Part 8Oil activities

F1CHAPTER 9Supplementary charge: cluster area allowance

Determination of cluster areas

356JDMeaning of “cluster area”

(1)

In this Part “cluster area” means an offshore area which the F2OGA determines to be a cluster area.

(2)

A cluster area is treated as not including any previously authorised oil field (or any part of such an oil field) (see section 356JDA).

(3)

An area is “offshore” for the purposes of this section if the whole of it lies on the seaward side of the baselines from which the territorial sea of the United Kingdom is measured.

(4)

Before determining an area to be a cluster area the F2OGA must—

(a)

give written notice of the proposed determination to every person who is a licensee in respect of a licensed area or sub-area which is wholly or partly included in the proposed cluster area and to any other licensee whose interests appear to the F2OGA to be affected, and

(b)

publish a notice of the proposed determination on a website that is, and indicates that it is, kept by or on behalf of the F2OGA.

(5)

The F2OGA must consider any representations made in writing and within 30 days of the date of the publication of the notice under subsection (4)(b) (or, in the case of representations made by a person to whom notice is given under subsection (4)(a), within 30 days of receipt of the notice, if later).

(6)

A determination under this section—

(a)

has effect from the day on which it is published,

(b)

may be in any form the F2OGA thinks appropriate, and

(c)

must assign to the cluster area an identifying number or other designation.

(7)

After making a determination the F2OGA must—

(a)

give written notice of the determination to every person who is a licensee in respect of a licensed area or sub-area which is wholly or partly included in the cluster area and any other person to whom notice of the proposed determination was given;

(b)

publish a notice of the determination on a website that is, and indicates that it is, kept by or on behalf of the F2OGA.

(8)

The F2OGA may vary or revoke a determination made under this section, and subsections (4), (5), (6)(a) and (b) and (7) are to apply as if the variation or revocation were a new determination.

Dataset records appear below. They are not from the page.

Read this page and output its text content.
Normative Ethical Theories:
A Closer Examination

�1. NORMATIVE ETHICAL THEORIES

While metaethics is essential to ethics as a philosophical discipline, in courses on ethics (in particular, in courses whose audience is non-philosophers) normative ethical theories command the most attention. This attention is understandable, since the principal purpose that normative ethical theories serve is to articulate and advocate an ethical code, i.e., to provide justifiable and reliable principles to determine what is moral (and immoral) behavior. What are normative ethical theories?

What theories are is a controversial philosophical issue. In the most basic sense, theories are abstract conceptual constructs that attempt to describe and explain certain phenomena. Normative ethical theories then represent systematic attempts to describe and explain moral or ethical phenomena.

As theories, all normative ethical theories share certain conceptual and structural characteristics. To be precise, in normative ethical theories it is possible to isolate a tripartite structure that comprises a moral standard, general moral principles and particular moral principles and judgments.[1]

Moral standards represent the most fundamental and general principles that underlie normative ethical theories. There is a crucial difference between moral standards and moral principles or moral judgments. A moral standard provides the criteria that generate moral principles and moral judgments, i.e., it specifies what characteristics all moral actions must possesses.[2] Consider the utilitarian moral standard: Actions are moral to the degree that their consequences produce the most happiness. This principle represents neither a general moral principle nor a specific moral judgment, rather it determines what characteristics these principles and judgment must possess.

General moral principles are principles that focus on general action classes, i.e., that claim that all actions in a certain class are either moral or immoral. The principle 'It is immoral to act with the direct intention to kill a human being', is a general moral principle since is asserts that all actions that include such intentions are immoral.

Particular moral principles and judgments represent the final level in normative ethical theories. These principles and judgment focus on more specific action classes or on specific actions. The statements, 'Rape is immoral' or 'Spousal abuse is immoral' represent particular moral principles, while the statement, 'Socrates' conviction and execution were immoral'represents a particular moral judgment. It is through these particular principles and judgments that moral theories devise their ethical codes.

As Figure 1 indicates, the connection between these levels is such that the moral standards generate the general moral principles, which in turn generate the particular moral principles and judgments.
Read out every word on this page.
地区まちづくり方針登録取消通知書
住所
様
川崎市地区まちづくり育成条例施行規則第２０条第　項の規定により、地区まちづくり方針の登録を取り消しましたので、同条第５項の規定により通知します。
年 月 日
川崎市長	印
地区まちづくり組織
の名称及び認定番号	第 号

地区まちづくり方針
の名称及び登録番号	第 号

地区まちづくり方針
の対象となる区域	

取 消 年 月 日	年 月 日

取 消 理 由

356JDAMeaning of “previously authorised oil field”

(1)

In section 356JD “previously authorised oil field”, in relation to a cluster area, means an oil field, other than a decommissioned oil field, whose development (in whole or in part) was authorised for the first time before the relevant day.

(2)

An oil field is a “decommissioned oil field” in relation to a cluster area if, immediately before the relevant day, all assets of the oil field which are relevant assets have been decommissioned.

(3)

In this section, “relevant day”, in relation to an oil field and a cluster area, means the date of publication of the first determination, or variation of a determination, under section 356JD as a result of which the oil field is (ignoring section 356JD(2)) wholly or partly included in the cluster area.

(4)

Sub-paragraphs (2) to (9) of paragraph 7 of Schedule 1 to OTA 1975 apply for the purpose of determining whether relevant assets of an oil field are decommissioned as they apply for the purpose of determining whether qualifying assets of a relevant area are decommissioned.

(5)

For the purposes of this section, an asset is a relevant asset of an oil field if—

(a)

it has at any time been a qualifying asset (within the meaning of the Oil Taxation Act 1983) in relation to any participator in the field, and

(b)

it has at any time been used for the purpose of winning oil from the field.

(6)

In this section references to authorisation of development of an oil field are to be interpreted in accordance with section 356IB.

(7)

See also paragraph 5 of Schedule 13 to FA 2015, as a result of which certain proposed determinations made before the day on which that Act is passed are treated as made under section 356JD for the purposes of this Chapter.